Visual language of mental health
Reflection:
Through cyanotype, exposure duration, and image manipulation, I reinterpreted this data into visual experiences that speak to what these experiences feel like.
Visual Poetry:









Time-based Experiments:
I incorporated findings from scientific research and comparative studies on healthy versus depressed individuals.



I translated the differences in their emotional and cognitive outcomes into units of time, then exposed the cyanotypes to light for varying durations—5, 10, 15 minutes, up to 300 minutes.
Each exposure represented a distinct emotional outcome, such as rumination, WASO (Wakefulness After Sleep Onset) or passive activities. As the exposure lengthened, each stage illustrated a deeper emotional loop, reflecting how emotions intensify and persist based on the cognitive patterns and behaviors of both depressed and healthy individuals.

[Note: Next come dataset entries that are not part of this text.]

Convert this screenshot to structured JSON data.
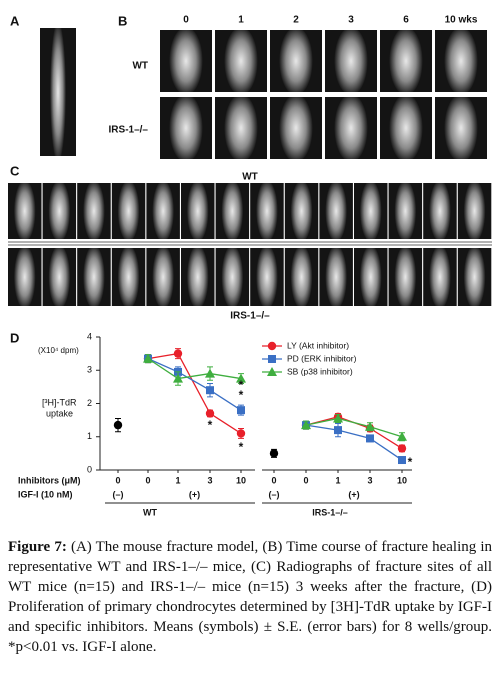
{
  "panels": {
    "A": {
      "label": "A"
    },
    "B": {
      "label": "B",
      "columns": [
        "0",
        "1",
        "2",
        "3",
        "6",
        "10 wks"
      ],
      "rows": [
        "WT",
        "IRS-1–/–"
      ]
    },
    "C": {
      "label": "C",
      "rows": [
        "WT",
        "IRS-1–/–"
      ]
    }
  },
  "chart_data": {
    "type": "line",
    "panel_label": "D",
    "y_unit": "(X10⁴ dpm)",
    "y_label": [
      "[³H]-TdR",
      "uptake"
    ],
    "x_row_label": "Inhibitors (μM)",
    "igf_label": "IGF-I (10 nM)",
    "categories": [
      "0",
      "0",
      "1",
      "3",
      "10",
      "0",
      "0",
      "1",
      "3",
      "10"
    ],
    "igf_groups": [
      "(–)",
      "(+)",
      "(–)",
      "(+)"
    ],
    "groups": [
      "WT",
      "IRS-1–/–"
    ],
    "ylim": [
      0,
      4
    ],
    "yticks": [
      0,
      1,
      2,
      3,
      4
    ],
    "control": {
      "color": "#000000",
      "values": [
        1.35,
        null,
        null,
        null,
        null,
        0.5,
        null,
        null,
        null,
        null
      ],
      "errors": [
        0.2,
        null,
        null,
        null,
        null,
        0.12,
        null,
        null,
        null,
        null
      ]
    },
    "series": [
      {
        "name": "LY (Akt inhibitor)",
        "color": "#e8202a",
        "marker": "circle",
        "values": [
          null,
          3.35,
          3.5,
          1.7,
          1.1,
          null,
          1.35,
          1.6,
          1.25,
          0.65
        ],
        "errors": [
          null,
          0.12,
          0.15,
          0.1,
          0.15,
          null,
          0.12,
          0.1,
          0.1,
          0.1
        ]
      },
      {
        "name": "PD (ERK inhibitor)",
        "color": "#3a6fc4",
        "marker": "square",
        "values": [
          null,
          3.35,
          2.95,
          2.4,
          1.8,
          null,
          1.35,
          1.2,
          0.95,
          0.3
        ],
        "errors": [
          null,
          0.12,
          0.15,
          0.2,
          0.15,
          null,
          0.12,
          0.2,
          0.1,
          0.08
        ]
      },
      {
        "name": "SB (p38 inhibitor)",
        "color": "#3fae3f",
        "marker": "triangle",
        "values": [
          null,
          3.35,
          2.75,
          2.9,
          2.75,
          null,
          1.35,
          1.55,
          1.3,
          1.0
        ],
        "errors": [
          null,
          0.12,
          0.2,
          0.2,
          0.15,
          null,
          0.12,
          0.12,
          0.12,
          0.12
        ]
      }
    ],
    "annotations": [
      "*",
      "*",
      "*",
      "*",
      "*"
    ]
  },
  "caption": {
    "label": "Figure 7:",
    "text": "(A) The mouse fracture model, (B) Time course of fracture healing in representative WT and IRS-1–/– mice, (C) Radiographs of fracture sites of all WT mice (n=15) and IRS-1–/– mice (n=15) 3 weeks after the fracture, (D) Proliferation of primary chondrocytes determined by [3H]-TdR uptake by IGF-I and specific inhibitors. Means (symbols) ± S.E. (error bars) for 8 wells/group. *p<0.01 vs. IGF-I alone."
  }
}
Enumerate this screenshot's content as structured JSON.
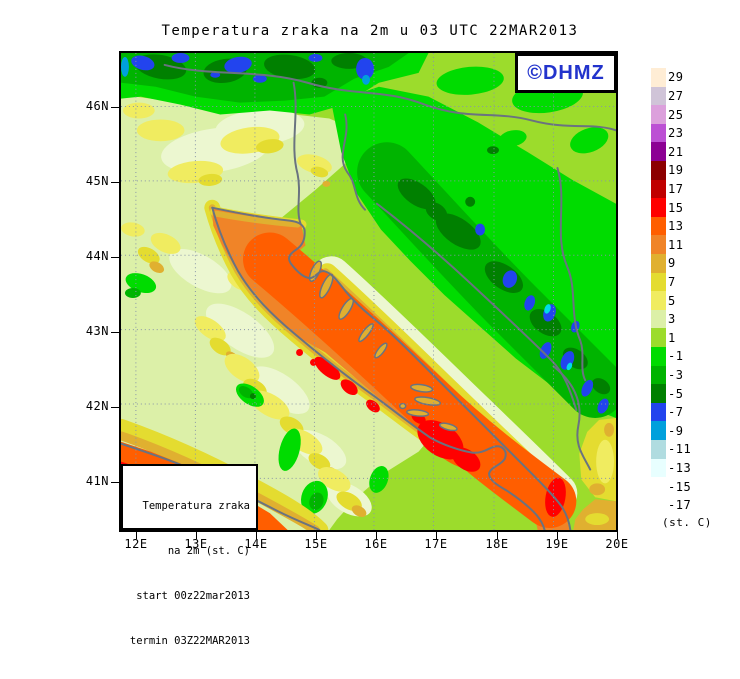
{
  "title": "Temperatura zraka na 2m u 03 UTC 22MAR2013",
  "watermark": "©DHMZ",
  "info_box": {
    "lines": [
      "Temperatura zraka",
      "na 2m (st. C)",
      "start 00z22mar2013",
      "termin 03Z22MAR2013"
    ]
  },
  "axes": {
    "lat": [
      "46N",
      "45N",
      "44N",
      "43N",
      "42N",
      "41N"
    ],
    "lon": [
      "12E",
      "13E",
      "14E",
      "15E",
      "16E",
      "17E",
      "18E",
      "19E",
      "20E"
    ]
  },
  "legend": {
    "unit_label": "(st. C)",
    "entries": [
      {
        "label": "29",
        "color": "#FFEDD5"
      },
      {
        "label": "27",
        "color": "#D0C4D8"
      },
      {
        "label": "25",
        "color": "#DCA0DC"
      },
      {
        "label": "23",
        "color": "#BC50D4"
      },
      {
        "label": "21",
        "color": "#8C0094"
      },
      {
        "label": "19",
        "color": "#8C0000"
      },
      {
        "label": "17",
        "color": "#C00000"
      },
      {
        "label": "15",
        "color": "#FF0000"
      },
      {
        "label": "13",
        "color": "#FF5E00"
      },
      {
        "label": "11",
        "color": "#F08428"
      },
      {
        "label": "9",
        "color": "#E0B030"
      },
      {
        "label": "7",
        "color": "#E4DC30"
      },
      {
        "label": "5",
        "color": "#F0EC60"
      },
      {
        "label": "3",
        "color": "#DCF0A8"
      },
      {
        "label": "1",
        "color": "#9CDC2C"
      },
      {
        "label": "-1",
        "color": "#00DC00"
      },
      {
        "label": "-3",
        "color": "#00B400"
      },
      {
        "label": "-5",
        "color": "#008000"
      },
      {
        "label": "-7",
        "color": "#2244EE"
      },
      {
        "label": "-9",
        "color": "#00A0DC"
      },
      {
        "label": "-11",
        "color": "#B0DCE0"
      },
      {
        "label": "-13",
        "color": "#E8FFFF"
      },
      {
        "label": "-15",
        "color": "#FFFFFF"
      },
      {
        "label": "-17",
        "color": "#FFFFFF"
      }
    ]
  },
  "chart_data": {
    "type": "heatmap",
    "title": "Temperatura zraka na 2m u 03 UTC 22MAR2013",
    "unit": "(st. C)",
    "x_axis_ticks": [
      "12E",
      "13E",
      "14E",
      "15E",
      "16E",
      "17E",
      "18E",
      "19E",
      "20E"
    ],
    "y_axis_ticks": [
      "46N",
      "45N",
      "44N",
      "43N",
      "42N",
      "41N"
    ],
    "colorbar_levels": [
      29,
      27,
      25,
      23,
      21,
      19,
      17,
      15,
      13,
      11,
      9,
      7,
      5,
      3,
      1,
      -1,
      -3,
      -5,
      -7,
      -9,
      -11,
      -13,
      -15,
      -17
    ],
    "field_summary": "Adriatic sea 11-15 C (orange/red), Po valley and Italy 1-7 C (pale yellow), inland Croatia/Bosnia -1 to -7 C (greens), Alps and Dinaric peaks -7 to -11 C (blue), warm Tyrrhenian corner 13-17 C"
  }
}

Through these time-based experiments, I captured not only a range of tonal densities but also a spectrum of emotional states. The deeper the blue, the longer the exposure—and the heavier the emotional imprint.
Reference:
Derek Jarman’s Blue (1993) showed how colour when used without visual imagery can carry deep emotional and sensory weight. The film’s immersive use of blue, linked with illness, identity, and loss, inspired me to use cyanotype’s blue to create a similar immersive emotional environment.